| 3.6°C Dublin

HSE slave labour

Sir -- As a nurse manager, and one who is appalled to see how the Government couldn't resist one more attack on the nursing profession -- the phasing out of intern nurse salaries -- Florence Hogan's article is very sad, albeit not surprising.

It is difficult to understand how any nurse could possibly agree to allow an intern nurse work days, weekends and nights, make critical decisions regarding patient care, in many cases be the difference in a patient's speedy recovery, and expect them to do this for free.

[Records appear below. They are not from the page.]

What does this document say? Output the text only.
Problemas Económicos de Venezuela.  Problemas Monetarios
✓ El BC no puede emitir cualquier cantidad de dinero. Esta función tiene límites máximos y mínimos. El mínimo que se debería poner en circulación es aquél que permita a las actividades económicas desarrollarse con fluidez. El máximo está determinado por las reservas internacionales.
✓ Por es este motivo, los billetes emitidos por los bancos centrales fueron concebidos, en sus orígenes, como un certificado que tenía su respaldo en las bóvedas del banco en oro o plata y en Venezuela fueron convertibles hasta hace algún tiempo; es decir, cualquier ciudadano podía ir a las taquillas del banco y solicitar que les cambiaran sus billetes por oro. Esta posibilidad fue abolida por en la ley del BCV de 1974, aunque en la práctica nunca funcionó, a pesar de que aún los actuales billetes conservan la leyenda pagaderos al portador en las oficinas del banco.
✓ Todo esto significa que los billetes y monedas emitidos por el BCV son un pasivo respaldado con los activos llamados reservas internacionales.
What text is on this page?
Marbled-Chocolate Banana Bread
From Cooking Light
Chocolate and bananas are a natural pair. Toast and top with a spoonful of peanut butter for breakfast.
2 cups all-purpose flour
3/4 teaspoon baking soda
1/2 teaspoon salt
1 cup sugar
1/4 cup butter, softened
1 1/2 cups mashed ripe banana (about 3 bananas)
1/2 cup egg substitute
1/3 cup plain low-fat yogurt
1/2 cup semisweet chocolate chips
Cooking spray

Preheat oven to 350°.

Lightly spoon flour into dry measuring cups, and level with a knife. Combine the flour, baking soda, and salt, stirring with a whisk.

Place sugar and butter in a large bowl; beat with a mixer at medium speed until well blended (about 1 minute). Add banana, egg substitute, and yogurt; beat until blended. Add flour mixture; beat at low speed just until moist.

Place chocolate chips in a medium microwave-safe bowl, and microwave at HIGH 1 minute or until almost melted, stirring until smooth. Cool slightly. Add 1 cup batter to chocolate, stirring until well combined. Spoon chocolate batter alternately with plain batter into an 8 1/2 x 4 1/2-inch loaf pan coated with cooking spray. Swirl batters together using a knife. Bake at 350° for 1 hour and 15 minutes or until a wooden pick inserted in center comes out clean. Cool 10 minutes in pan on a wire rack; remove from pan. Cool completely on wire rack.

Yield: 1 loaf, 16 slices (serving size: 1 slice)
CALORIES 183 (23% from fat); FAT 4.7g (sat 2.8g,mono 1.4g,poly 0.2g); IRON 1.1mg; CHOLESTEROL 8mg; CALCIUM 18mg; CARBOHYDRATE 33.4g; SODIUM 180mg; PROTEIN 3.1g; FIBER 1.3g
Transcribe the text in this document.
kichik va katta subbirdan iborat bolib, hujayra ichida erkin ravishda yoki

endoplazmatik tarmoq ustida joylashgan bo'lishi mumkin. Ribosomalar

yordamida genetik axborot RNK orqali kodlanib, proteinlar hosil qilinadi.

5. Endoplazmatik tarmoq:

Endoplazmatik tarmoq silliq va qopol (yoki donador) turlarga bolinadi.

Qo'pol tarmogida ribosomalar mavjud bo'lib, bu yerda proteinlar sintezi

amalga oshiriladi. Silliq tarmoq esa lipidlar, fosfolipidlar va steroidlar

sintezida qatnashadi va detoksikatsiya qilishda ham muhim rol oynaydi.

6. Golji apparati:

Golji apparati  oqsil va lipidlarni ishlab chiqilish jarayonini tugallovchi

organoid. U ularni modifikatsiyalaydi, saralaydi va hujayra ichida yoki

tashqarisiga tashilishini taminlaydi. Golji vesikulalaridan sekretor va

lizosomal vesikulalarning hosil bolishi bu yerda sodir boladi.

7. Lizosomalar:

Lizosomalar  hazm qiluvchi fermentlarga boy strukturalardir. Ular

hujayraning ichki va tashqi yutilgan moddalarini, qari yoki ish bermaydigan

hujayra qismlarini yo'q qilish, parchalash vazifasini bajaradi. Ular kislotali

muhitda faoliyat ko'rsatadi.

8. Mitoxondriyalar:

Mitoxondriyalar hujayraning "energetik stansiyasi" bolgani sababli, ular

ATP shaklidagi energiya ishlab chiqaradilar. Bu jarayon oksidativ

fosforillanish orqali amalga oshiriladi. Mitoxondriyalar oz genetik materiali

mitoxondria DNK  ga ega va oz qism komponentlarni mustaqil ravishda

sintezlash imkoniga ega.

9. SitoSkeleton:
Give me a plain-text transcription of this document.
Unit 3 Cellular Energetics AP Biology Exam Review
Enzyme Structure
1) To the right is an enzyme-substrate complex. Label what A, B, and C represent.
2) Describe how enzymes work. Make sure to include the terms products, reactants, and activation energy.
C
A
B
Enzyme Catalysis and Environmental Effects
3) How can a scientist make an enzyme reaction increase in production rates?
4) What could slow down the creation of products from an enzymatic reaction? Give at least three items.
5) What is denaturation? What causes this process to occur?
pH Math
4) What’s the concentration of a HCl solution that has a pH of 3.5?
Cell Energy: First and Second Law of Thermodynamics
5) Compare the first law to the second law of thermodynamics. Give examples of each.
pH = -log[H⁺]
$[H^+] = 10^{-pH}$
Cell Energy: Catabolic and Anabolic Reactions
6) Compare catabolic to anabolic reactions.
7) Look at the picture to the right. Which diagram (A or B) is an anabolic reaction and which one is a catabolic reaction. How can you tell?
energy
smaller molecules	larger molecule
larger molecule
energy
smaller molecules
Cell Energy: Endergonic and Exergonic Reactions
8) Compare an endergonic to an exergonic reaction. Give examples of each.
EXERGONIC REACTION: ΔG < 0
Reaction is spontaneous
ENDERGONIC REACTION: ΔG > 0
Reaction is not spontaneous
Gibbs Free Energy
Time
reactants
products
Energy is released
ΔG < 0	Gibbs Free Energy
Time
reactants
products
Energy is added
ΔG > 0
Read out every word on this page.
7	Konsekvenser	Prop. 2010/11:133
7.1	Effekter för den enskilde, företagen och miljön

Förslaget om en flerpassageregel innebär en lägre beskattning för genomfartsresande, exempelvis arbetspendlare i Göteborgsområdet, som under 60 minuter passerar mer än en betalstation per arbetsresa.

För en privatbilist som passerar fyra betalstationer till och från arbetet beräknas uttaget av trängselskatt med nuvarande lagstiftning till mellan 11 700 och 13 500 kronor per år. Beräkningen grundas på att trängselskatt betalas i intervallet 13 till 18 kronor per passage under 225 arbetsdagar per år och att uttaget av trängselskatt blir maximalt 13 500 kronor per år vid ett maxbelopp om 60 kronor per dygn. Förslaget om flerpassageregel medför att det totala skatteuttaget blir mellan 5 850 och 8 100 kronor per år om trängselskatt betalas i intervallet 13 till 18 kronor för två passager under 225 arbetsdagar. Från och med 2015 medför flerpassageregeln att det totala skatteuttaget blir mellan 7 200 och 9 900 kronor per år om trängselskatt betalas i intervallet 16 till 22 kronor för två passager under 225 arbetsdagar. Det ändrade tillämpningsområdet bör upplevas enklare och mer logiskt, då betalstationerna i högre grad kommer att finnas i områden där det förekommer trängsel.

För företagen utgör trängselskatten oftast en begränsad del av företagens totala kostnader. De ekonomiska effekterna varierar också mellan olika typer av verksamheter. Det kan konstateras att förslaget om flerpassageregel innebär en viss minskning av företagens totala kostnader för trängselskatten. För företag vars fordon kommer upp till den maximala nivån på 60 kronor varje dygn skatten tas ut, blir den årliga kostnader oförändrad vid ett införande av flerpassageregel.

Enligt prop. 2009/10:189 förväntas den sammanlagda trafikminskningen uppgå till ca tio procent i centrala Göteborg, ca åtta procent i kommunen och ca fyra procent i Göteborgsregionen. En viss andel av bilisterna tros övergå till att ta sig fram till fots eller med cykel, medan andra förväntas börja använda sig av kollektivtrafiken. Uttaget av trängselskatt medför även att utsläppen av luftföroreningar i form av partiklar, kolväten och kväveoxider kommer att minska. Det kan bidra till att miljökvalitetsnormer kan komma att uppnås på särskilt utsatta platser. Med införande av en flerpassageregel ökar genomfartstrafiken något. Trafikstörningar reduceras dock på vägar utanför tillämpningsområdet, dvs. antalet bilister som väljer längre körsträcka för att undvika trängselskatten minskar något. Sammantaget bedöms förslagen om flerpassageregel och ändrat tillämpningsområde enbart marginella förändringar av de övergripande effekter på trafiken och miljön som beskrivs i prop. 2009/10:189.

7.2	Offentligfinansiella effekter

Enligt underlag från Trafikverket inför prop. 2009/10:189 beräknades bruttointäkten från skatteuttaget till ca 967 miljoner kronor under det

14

Ms Hogan clearly has a problem with the nurses' union, and even though she got the true facts regarding the abolition of intern nurses pay from this union, she had to use her 'cynical sieve' to process this information.

I remember Ms Hogan penning articles in 2007 criticising nurses for trying to achieve a fair wage and working week, but I'm sure following the dispute that year, Ms Hogan grabbed her four per cent pay rise and shorter working week without having to run it through her sieve.

It has been very encouraging to hear members of the public express their disgust at this proposal to introduce slave labour into the health service. It is clear what the long-term plan of the HSE is regarding our nurse interns -- free labour, minimal supervision, and if this goes unchallenged, the eventual end of nurse training in Ireland.

It's a pity Ms Hogan can't see this -- thankfully the majority of us can, and we will resist.